Es indudable que a simple vista se trata de unas manos peligrosas.
Pero ninguna de las mujeres percibe el peligro que se avecina, ni
puede imaginar que el desastre está ya rozando la mesa.
Y el silencio no llega. El silencio es algo legendario en total
desacuerdo con el aburrimiento.
Por eso el desastre es ya algo inevitable. No obstante ninguna de
las mujeres que rodean al pequeño lo puede detectar. Ninguna
comprende hasta qué punto esos diez percebes, que parecen manos
crispadas sobre el mantel, pueden ser tan peligrosas.
Hasta que el desastre oculto en las manos del niño ocurre.
De momento es sólo un estruendo, luego surge la indignación, la
desorientación y la ira. Ninguna de las mujeres llega a entender por
qué ha ocurrido esa inevitable catástrofe sin que pudieran detectarla.
El hecho es que la mesa ha quedado desnuda.
Junto a ellos todo es estupor, incomprensión y extrañeza.

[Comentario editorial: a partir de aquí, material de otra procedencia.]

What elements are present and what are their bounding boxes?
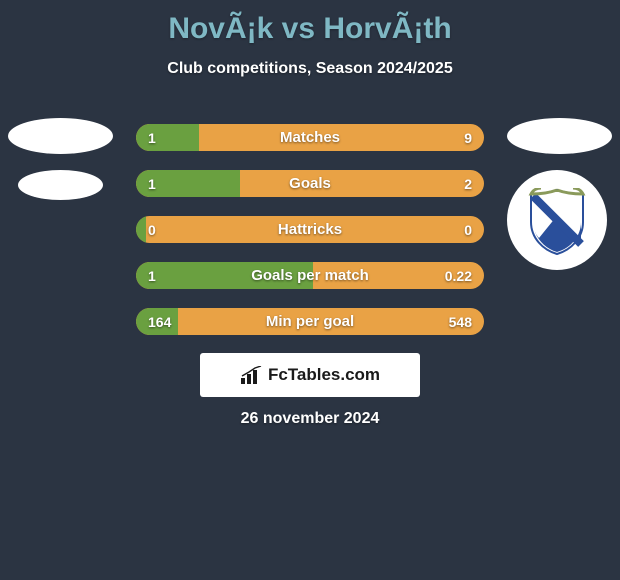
stat-bars: Matches19Goals12Hattricks00Goals per mat… [136, 124, 484, 335]
stat-bar: Goals per match1 0.22 [136, 262, 484, 289]
stat-bar-label: Goals [136, 170, 484, 197]
stat-bar: Matches1 9 [136, 124, 484, 151]
stat-bar-label: Min per goal [136, 308, 484, 335]
stat-bar-value-left: 0 [148, 216, 156, 243]
right-avatars [507, 118, 612, 270]
stat-bar-value-left: 1 [148, 124, 156, 151]
stat-bar: Goals1 2 [136, 170, 484, 197]
brand-text: FcTables.com [268, 365, 380, 385]
club-badge-left [18, 170, 103, 200]
stat-bar-value-right: 0 [464, 216, 472, 243]
stat-bar-label: Hattricks [136, 216, 484, 243]
club-crest-right [507, 170, 607, 270]
subtitle: Club competitions, Season 2024/2025 [0, 60, 620, 78]
stat-bar-value-right: 9 [464, 124, 472, 151]
stat-bar-value-left: 164 [148, 308, 171, 335]
player-avatar-right [507, 118, 612, 154]
stat-bar-value-left: 1 [148, 170, 156, 197]
stat-bar-label: Matches [136, 124, 484, 151]
left-avatars [8, 118, 113, 200]
page-title: NovÃ¡k vs HorvÃ¡th [0, 0, 620, 46]
brand-box[interactable]: FcTables.com [200, 353, 420, 397]
stat-bar: Min per goal164 548 [136, 308, 484, 335]
date-stamp: 26 november 2024 [0, 410, 620, 428]
stat-bar: Hattricks0 0 [136, 216, 484, 243]
shield-icon [527, 188, 587, 256]
stat-bar-value-right: 548 [449, 308, 472, 335]
player-avatar-left [8, 118, 113, 154]
stat-bar-value-right: 2 [464, 170, 472, 197]
stat-bar-value-left: 1 [148, 262, 156, 289]
brand-chart-icon [240, 366, 262, 384]
stat-bar-value-right: 0.22 [445, 262, 472, 289]
stat-bar-label: Goals per match [136, 262, 484, 289]
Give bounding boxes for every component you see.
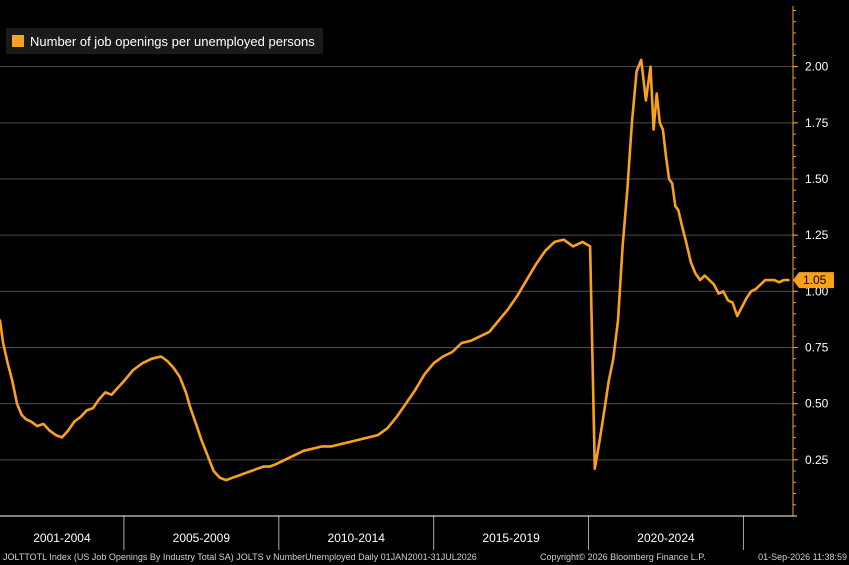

Las
viejas se han puesto repentinamente en pie.
Ahí en el pavimento se amontona un revoltijo de platos hechos
añicos, de comidas entremezcladas, de cristales hirientes y sangre de
vinos desparramados.
Las viejas zarandean al niño, le gritan, lo increpan y lo insultan,
pero el niño con aire triunfante ondea el mantel como si enarbolara
una bandera.
No importa que le vaticinen castigos imperdonables, que lo
amenacen con las peores represalias y que rápidamente lo agarren
de la mano y lo lleven Dios sabe dónde.
A pesar de todo, el causante del estropicio ya no es un viejo.
Mientras camina, va sonriendo como sonríen los niños.